BYSTRZYCA KŁODZKA. Mieszkanka Kłodzka jest tą osobą, która stanie się właścicielką Mikusia. Czteromiesięczny obecnie mieszaniec został fatalnie potraktowany przez jakiegoś sadystę. Zdaniem duetu bystrzyckich weterynarzy, Aleksandra i Michała Ledowskich, chyba palnikiem gazowym i doznał przez to makabrycznych oparzeń. Wymagał natychmiastowej interwencji chirurgicznej.

W sobotę, 11 maja, około godz. 11:00, Komisariat Policji powiadomił gminną lecznicę, że w Długopolu Dolnym znaleziono pieska w bardzo fatalnym stanie. M. Ledowski pojechał po niego we wskazane miejsce i przywiózł do gabinetu. - Stwierdziliśmy, że były to rany oparzeniowe spowodowana prawdopodobnie płomieniem z palnika - mówi senior A. Ledowski. - Ktoś z premedytacją to uczynił. Cała lewa strona została wypalona, rany były niesamowite...

 
Mikusiem zajęli się weterynarze, ojciec i syn, Aleksander i Michał Ledowscy

- Na pewno nie jest to sprawa przypadku. Nie da się bowiem przez nieuwagę wypalić aż taką dziurę w ciele - akcentuje syn, Michał.

Wykonane zdjęcia opalonego psiaka są tak drastyczne, że aż nie do powielania. Świadczą o tym, jakie cierpienia on przeszedł. Natomiast na pewno określenie o sadystycznym jego potraktowaniu może okaże się adekwatne do popełnionego czynu.

- Wyprowadziliśmy go ze wstrząsu, jest po dwóch zabiegach chirurgicznych, które pozwoliły usunąć wszystkie martwe tkanki. Teraz trwa rekonstrukcja skóry. Rokowania są dobre. Mikuś - bo tak go nazwaliśmy - ma apetyt, przybiera na wadze tak po 20 dekagramów dziennie - dodaje p. Aleksander.

Tragedią psiaka przejęło się bardzo wiele osób.

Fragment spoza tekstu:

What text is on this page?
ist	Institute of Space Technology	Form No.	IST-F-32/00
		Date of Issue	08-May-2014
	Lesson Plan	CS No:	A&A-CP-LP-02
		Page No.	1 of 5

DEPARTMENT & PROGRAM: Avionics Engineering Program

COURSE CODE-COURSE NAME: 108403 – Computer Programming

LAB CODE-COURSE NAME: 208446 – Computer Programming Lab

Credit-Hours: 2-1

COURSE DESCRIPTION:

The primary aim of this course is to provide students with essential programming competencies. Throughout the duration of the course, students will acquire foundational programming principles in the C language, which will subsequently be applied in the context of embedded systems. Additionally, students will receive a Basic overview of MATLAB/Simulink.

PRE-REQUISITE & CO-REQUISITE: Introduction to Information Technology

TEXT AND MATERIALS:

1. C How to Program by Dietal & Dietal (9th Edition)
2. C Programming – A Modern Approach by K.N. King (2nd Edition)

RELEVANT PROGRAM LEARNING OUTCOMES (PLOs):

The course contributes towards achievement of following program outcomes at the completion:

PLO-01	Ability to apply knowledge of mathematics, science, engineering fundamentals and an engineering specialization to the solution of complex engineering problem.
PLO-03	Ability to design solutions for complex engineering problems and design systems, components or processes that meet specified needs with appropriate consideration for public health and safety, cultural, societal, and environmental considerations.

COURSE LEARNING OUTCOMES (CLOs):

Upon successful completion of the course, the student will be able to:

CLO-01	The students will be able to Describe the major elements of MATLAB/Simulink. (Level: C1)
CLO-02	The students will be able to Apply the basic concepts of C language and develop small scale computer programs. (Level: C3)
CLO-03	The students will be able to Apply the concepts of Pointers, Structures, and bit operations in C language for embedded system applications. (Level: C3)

Niektóre nawet ufundowały nagrody za wskazanie sprawcy cierpień Mikusia. Ale p. Justyna z Kłodzka zdecydowała, że weźmie go do siebie. Przyjechała z klatką i kocami, które już mu służą. Ale póki co właścicielem zwierzaka na dzisiaj jest gmina Bystrzyca Kłodzka, która finansuje koszty jego leczenia i pobytu w przychodni weterynaryjnej.

Obaj weterynarze przyznają, że z takim okrucieństwem wobec zwierząt jeszcze się nie spotkali. Aleksander Ledowski przez 40 lat pracy był kilkakrotnie powoływany na biegłego do spraw znęcania się nad zwierzętami, ale tak rozległych obrażeń nie widział u tak małego psa...
 


Co jakiś czas psiakowi podaje się kolejną porcję leków

- To barbarzyństwo niepokoi, muszą odnieść się do tego psychologowie. Agresja w stosunku do ludzi i zwierząt wzrasta. Te drugie są bezbronne i cierpią - dodaje p. Aleksander. - Nie ma u nas takich programów edukacyjnych, które np. już uczyłyby dzieci, jak postępować ze zwierzętami, jak o nie dbać. W USA dzieci występują ze swoimi ulubieńcami na wystawach, są ich autentycznymi opiekunami, wiedzą, że muszą podopiecznych nakarmić, wyprowadzić, wyczesać, napoić. U nas tego się nie uczy, niestety. I mamy zjawisko bezduszności...

Nie tylko mieszkańcy Długopola Dolnego są zbulwersowani zdarzeniem. Niewykluczone, że piesek został w tej miejscowości np. wyrzucony z jakiegoś pojazdu. To może utrudnić ustalenie sprawcy jego tragedii. Stąd wszyscy liczą na to, że może znajdzie się ktoś, kto coś widział albo wie w tej sprawie. Każdy telefon do bystrzyckiego Komisariatu Policji (74 811-11-03) przybliży moment ukarania oprawcy.